Это наш двор с зарослями высокого, сильного бурьяна и широких мягких лопухов.

Дорожка ведет к колодцу. Меня мама за водой послала.

Когда она посылала, почему-то идти не хотелось.

А ведь хорошо было ходить по этой дорожке. За лопухами и бурьяном тянулась изгородь из проволоки. Она отделяла от двора сад. И там яблони, пышная, яркая зелень на грядках, цветущие кусты. А главное -тишина…

Я могла день простоять на этой дорожке и ничего бы не услышала, кроме гудения шмелей: такая тишина.

Седые мамины волосы, короткие и мягкие, тоненькие, особенно на висках. Кажется, дунешь - улетят, как пушинки одуванчика.

Ее любимое место в кресле.

Посадив на свой костистый нос очки, она погружается в чтение. Войдешь в комнату, она продолжает сидеть неподвижно. Читает про себя, шевеля губами, как читала я, когда была маленькой. Наконец поднимет голову и посмотрит, кто вошел. Глаза карие, умные, сквозь очки кажутся огромными.

- Ах, это ты! - И на лице расцветает улыбка. Мне она всегда рада, даже если меня не было в комнате всего лишь десять минут.

- Ты, наверное, уже хочешь кушать? - спрашивает она, снимает очки и откладывает книгу в сторону.

Борщ дымящийся или густое клюквенное варенье… Разве можно вспомнить об этом' отдельно, без нее? Нет, это невозможно разделить.

От прогулок в лес и на реку она отказалась.

- Мне ходить трудно, - говорит она.

И правда, походка у нее становилась все более неуверенной, даже заплетающейся. И то и дело потирает она свои красные, ознобленные руки.

Но от школы, где она преподавала, она ни за что не хотела отказаться. И ей оставили в вечерние часы несколько уроков.

И вот, приготовит она обед, после обеда все уберет, возьмет свои книжки, очки и отправится в школу.

И, наверное, самое трудное для нее - это была дорога в школу, а особенно обратно, когда она устанет окончательно. Потому она один раз и сказала:

- Хорошо, что, когда я домой возвращаюсь, на улице темно. По крайней мере, никто не видит, как я иду.

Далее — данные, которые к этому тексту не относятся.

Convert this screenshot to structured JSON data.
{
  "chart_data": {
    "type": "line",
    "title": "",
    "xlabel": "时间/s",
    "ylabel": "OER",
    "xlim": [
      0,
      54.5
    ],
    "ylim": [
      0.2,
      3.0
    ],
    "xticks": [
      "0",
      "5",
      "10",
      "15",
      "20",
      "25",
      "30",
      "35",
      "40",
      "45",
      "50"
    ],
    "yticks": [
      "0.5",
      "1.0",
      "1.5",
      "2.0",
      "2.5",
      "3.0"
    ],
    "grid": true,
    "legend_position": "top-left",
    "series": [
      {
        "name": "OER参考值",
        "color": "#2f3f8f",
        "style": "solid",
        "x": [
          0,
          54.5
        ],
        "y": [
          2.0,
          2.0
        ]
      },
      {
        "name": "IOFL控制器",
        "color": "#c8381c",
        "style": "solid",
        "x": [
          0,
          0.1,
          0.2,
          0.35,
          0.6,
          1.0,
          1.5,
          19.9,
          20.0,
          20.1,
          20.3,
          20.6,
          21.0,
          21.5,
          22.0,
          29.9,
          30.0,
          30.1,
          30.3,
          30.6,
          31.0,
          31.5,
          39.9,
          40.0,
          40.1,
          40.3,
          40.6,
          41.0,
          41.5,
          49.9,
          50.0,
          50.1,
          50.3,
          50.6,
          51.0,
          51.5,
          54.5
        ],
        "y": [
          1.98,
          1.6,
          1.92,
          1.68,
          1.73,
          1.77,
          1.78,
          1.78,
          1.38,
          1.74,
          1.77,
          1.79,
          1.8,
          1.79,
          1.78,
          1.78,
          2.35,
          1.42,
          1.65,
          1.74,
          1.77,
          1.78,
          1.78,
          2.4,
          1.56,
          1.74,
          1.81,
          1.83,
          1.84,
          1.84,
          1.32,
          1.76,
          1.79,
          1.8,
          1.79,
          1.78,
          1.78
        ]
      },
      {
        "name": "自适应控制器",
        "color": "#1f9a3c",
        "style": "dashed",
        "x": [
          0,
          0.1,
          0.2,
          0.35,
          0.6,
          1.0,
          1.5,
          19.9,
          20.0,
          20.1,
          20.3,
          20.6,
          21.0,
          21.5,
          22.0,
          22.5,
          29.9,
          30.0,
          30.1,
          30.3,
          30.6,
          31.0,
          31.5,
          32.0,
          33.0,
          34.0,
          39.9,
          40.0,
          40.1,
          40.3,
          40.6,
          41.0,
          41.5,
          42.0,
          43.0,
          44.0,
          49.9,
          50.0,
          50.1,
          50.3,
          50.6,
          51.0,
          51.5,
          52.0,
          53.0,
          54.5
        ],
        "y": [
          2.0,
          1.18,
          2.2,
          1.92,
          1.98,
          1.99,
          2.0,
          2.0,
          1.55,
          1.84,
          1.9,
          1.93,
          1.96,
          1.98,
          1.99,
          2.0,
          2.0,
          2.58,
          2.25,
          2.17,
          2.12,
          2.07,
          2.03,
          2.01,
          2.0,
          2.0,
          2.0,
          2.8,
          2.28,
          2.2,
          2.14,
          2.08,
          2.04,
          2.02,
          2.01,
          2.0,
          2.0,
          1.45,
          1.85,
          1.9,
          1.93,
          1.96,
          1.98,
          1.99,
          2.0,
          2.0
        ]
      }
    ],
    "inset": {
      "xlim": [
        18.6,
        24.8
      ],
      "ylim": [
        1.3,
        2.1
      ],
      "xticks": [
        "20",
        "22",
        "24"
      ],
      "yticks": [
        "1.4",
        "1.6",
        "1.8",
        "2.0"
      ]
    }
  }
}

Не понимала я тогда, что значит - трудно ходить; меня так ноги носили, прямо земли под собой не чувствовала. Сколько ведер воды мне приходилось доставать из колодца, чтобы полить огород! А зимой то и дело я пилила и колола дрова - и справлялась.

Но вот я приехала в Ленинград, чтобы поступить в медицинский техникум. И больше дома своего я не видела. Неожиданно война. К нашему городку быстро подошли немцы. Мама эвакуировалась на Урал, а я так и осталась в Ленинграде.

И в эту тяжелую зиму руки стали у меня красные, ознобленные. Точь-в-точь как у мамы. Я не знала, куда их девать. А ноги, ноги от голода опухли, отяжелели.

Усталая от бессонных ночей, я бродила по обледенелым коридорам и палатам госпиталя.

Мама, мамочка, вот когда я поняла, что значит трудно ходить!

Вспомнила я нашу улицу. И будто снова ты потихоньку идешь по ней, зажав под мышкой книжки. Грязно, скользко. А башмаки у тебя стоптанные. Даже как-то соседка сказала мне:

- У твоей мамы башмаки текут.

А зимой ей так хотелось иметь валенки! И на самом деле, нужны бы ей были теплые, сухие валенки.

Но я так и не удосужилась их купить, а все собиралась.